In the French study by Mauvais-Jarvis et al (2004), 10-year follow-up data showed that 76% of 111 people with KPD entered a remission phase and that the mean time to achieve this was 14.3 weeks. The likelihood of relapse in this group was around 90%, with approximately 45% of the original KPD cohort becoming insulin-dependent in the longer term.
A total of 34 participants (40% of those who achieved remission) remained insulin-independent at the close of the study. McFarlane et al (2001) studied a much smaller group of 26 individuals; in this cohort, there was a remission rate of 42%, with a mean time to remission of 11.8 weeks (83 days); one patient relapsed after 42 weeks (294 days).

Balasubramanyam and Nalini (2013) suggest that in people who are able to discontinue their insulin but go on to develop a second episode of ketosis or DKA, insulin should not be withdrawn a second time, as this would point to inadequate beta-cell reserve.

Treatment options
This article does not permit in-depth exploration of ongoing treatments. However, there are two crucial studies in which oral hypoglycaemic agents were used in people with KPD post-insulin treatment and may have helped to delay or prevent relapse. Banerji et al (1995) carried out a double-blind randomised controlled trial to compare daily low-dose glipizide (2.5 mg) with placebo. A total of 30 people were recruited; of these, 10 elected not to participate in either study arm and were, therefore, monitored as a “no treatment group.” The other 20 participants were assigned in equal numbers to the glipizide or placebo groups and were followed for 3 years. The glipizide group had a significantly lower recurrence rate of hyperglycaemia (P<0.05).

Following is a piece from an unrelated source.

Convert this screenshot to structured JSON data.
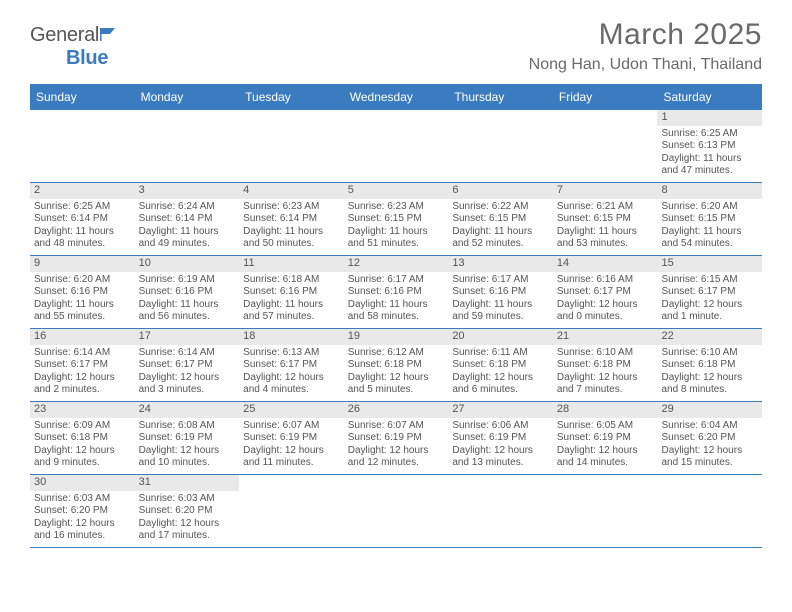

Umpierrez et al (1997) carried out an intention-to-treat trial in 35 people who presented with either DKA (n=17) or severe hyperglycaemia (n=18). Seven people from each group were assigned to take a daily dose of glyburide (1.25–2.5 mg) in conjunction with a controlled diet, while the remainder were treated with diet alone. The participants were followed for a median of 16 months. As in the previous study, there was a significant reduction in recurrence of hyperglycaemia (P=0.03). Among participants treated with diet only, hyperglycaemia recurred in six of 10 people in the DKA group and five of 11 in the severe hyperglycaemia group; conversely, there was one recurrence in seven people in each of the treatment groups. From these studies, it appears that sulphonylureas have a role to play in the ongoing management of KPD following remission.

The prevalence of KPD is rising. Insulinopaenia at presentation requires intensive insulin treatment at diagnosis; however, these individuals present a challenge to healthcare professionals with regard to how their diabetes should be managed over the longer term. With the opportunity to discontinue insulin therapy and with the introduction of oral hypoglycaemic agents, confidence in managing this group of people is growing. The lynchpin for predicting the clinical course of KPD and aiding in the decision to stop insulin is assessment of islet cell autoantibodies and beta-cell function, and the use of the Aβ system of classification seems to accurately provide clinicians with the biochemical support that, in turn, will make us more confident in managing these individuals.